В 1775 году это за «вредоносное лжеучительство» Шилова наказали батогами и выслали в Ригу, где он умудрился склонить к скопчеству даже солдат крепостного гарнизона. За это его в 1789 году отправили в заключение в замок Динамюнде (впоследствии Усть-Двинск, ныне – Даугавгрива). Дальнейшую судьбу «старца», как это часто бывает, решила смена правителей государства российского.
В 1796 году, после прихода к власти императора Павла I, все карательные приговоры, вынесенные в предыдущее царствование, стали пересматриваться. Коснулось это и Шилова, тем более, что он был лично известен новому государю. Тот, проезжая через Ригу в 1776 году и еще будучи наследником, пожелал посетить арестанта-еретика.
Теперь же, когда Павел стал императором, в судьбе «старца» наметился поворот: Шилова доставили в Петербург, где содержали под стражей полтора месяца. Однажды, в обстановке строгой секретности, его тайно отвозили в Зимний дворец, где император о чем-то беседовал с ним с глазу на глаз…
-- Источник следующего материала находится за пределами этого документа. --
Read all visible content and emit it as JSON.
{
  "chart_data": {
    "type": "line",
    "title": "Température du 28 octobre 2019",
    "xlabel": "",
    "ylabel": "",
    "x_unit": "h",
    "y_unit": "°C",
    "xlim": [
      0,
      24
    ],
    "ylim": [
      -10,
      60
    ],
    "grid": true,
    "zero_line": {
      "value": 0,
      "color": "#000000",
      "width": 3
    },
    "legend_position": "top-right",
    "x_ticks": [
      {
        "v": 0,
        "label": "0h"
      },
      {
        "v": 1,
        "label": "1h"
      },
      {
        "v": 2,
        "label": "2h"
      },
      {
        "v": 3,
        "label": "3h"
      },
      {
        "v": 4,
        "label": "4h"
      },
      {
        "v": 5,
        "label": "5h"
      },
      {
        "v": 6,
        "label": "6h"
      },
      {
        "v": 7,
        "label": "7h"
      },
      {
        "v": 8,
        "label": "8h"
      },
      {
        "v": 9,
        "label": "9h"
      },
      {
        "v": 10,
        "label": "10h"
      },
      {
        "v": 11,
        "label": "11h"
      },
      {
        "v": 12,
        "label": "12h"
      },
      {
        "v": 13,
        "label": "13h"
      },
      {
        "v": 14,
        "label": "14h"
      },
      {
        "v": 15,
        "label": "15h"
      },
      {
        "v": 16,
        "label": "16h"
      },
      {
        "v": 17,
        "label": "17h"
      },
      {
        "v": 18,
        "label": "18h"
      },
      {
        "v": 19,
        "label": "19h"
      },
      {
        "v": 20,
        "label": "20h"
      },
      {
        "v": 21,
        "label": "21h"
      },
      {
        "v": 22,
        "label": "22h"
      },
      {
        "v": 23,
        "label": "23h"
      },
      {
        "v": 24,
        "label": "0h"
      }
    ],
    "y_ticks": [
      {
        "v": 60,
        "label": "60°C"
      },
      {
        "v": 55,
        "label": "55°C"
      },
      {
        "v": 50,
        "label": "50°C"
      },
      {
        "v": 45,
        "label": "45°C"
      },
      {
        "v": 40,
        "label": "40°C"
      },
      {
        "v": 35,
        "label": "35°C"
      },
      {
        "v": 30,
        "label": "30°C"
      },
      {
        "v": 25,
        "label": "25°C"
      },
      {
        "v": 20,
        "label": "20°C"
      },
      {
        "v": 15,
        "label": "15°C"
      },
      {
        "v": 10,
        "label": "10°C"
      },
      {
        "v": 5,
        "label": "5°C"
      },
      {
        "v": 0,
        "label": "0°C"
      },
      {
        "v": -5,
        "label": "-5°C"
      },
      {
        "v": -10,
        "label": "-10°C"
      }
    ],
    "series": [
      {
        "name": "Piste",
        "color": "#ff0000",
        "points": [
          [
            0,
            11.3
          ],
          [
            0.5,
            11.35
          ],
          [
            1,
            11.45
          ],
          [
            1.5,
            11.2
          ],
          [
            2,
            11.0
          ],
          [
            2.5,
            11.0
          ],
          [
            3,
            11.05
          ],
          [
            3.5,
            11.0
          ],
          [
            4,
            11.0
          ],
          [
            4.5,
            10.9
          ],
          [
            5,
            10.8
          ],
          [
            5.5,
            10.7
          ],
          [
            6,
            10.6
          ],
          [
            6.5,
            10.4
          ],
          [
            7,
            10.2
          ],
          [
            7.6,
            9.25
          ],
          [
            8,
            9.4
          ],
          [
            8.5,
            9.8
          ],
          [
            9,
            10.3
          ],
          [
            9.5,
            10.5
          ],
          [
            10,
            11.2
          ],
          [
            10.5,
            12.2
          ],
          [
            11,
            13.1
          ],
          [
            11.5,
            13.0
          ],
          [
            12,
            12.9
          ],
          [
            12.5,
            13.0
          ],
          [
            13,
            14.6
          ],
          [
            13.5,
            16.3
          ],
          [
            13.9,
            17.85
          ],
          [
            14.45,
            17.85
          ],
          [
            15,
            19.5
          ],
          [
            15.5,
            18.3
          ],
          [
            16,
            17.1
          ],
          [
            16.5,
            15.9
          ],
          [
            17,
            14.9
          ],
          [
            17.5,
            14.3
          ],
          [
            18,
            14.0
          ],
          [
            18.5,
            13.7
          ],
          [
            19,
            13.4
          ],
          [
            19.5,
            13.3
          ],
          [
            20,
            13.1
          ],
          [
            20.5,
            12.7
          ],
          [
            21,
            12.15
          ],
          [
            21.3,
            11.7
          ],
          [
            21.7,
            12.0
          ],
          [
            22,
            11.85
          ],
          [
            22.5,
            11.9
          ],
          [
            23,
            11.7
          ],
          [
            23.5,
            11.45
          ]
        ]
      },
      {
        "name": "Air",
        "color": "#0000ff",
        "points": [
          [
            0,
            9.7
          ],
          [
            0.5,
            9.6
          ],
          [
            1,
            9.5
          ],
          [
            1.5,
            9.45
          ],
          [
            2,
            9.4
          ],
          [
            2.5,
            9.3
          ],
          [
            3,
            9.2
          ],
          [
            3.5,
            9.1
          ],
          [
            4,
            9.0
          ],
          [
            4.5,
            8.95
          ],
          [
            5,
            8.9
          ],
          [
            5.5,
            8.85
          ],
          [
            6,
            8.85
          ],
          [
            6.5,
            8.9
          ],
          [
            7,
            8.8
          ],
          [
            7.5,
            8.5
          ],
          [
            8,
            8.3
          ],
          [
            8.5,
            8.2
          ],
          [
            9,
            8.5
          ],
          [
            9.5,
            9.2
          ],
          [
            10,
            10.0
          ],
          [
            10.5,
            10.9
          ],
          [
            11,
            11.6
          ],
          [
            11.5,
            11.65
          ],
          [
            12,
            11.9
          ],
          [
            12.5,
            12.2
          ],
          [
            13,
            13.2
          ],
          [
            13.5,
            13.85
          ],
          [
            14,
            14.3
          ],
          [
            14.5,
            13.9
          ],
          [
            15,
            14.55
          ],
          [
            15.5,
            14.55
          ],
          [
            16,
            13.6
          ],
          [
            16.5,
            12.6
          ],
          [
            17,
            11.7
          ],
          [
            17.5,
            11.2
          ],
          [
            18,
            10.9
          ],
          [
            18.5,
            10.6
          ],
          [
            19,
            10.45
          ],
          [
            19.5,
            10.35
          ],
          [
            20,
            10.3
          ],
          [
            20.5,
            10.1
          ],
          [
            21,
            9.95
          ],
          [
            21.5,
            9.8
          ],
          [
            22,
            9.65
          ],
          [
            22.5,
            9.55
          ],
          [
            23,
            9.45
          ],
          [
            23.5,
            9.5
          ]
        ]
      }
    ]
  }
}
«Можно предположить, что повышенное внимание государя к Шилову объяснялось политической подоплекой учения скопцов, – говорится на тульском сайте. – Сектантские наставники поддерживали широко бытовавшие слухи о том, что-де император Петр III еще жив „прикровенно“, а сам Шилов не препятствовал называть себя то „графом Чернышевым“, то „князем Дашковым“, то просто каким-то „инженер-полковником“, „невинно страждущим верным сподвижником облыжно свергнутого батюшки-царя Петра Феодоровича“. Такие идеи, несомненно, должны были показаться еще и опаснее изуверских радений, а потому Шилов и несколько столичных его последователей были водворены в недалекие и надежные шлиссельбургские крепостные застенки».
В один из январских дней 1799 году в шлиссельбургскую крепость прибыл чиновник с предписанием вновь представить Шилова и его «соратников» в Петербург. Однако курьер опоздал: оказалось, что старец умер в каземате в прошедшую ночь… Через двенадцать дней из столицы пришло особое распоряжение: похоронить Шилова вне крепостного острова, по православному обряду. «Старца» похоронили у подошвы Преображенской горы, близ берега Невы, что явилось первым в истории Шлиссельбургской тюрьмы случаем «посмертного освобождения».
Как известно, название Преображенской горы хранило память о погребенных здесь солдатах старейшего полка русской армии – лейб-гвардии Преображенского, погибших в 1702 году при штурме шведской крепости Нотебург (ставшей затем Шлиссельбургом). Однако, как отмечает историк М.И. Пыляев в «Забытом прошлом окрестностей Петербурга», «надо полагать, что здесь было селение еще во времена владычества шведов – при рытье на кладбище могил, нередко церковные сторожа тут находят шведские серебряные монеты».
Похороны Шилова у подножия Преображенской горы происходили глубокой ночью и без лишних людей, тем не менее петербургским скопцам, которых называли «белые голуби», стало известно место упокоения их «святого», и они стали тайно приезжать сюда для поклонения. Постепенно могила «старца» стала объектом настоящего паломничества.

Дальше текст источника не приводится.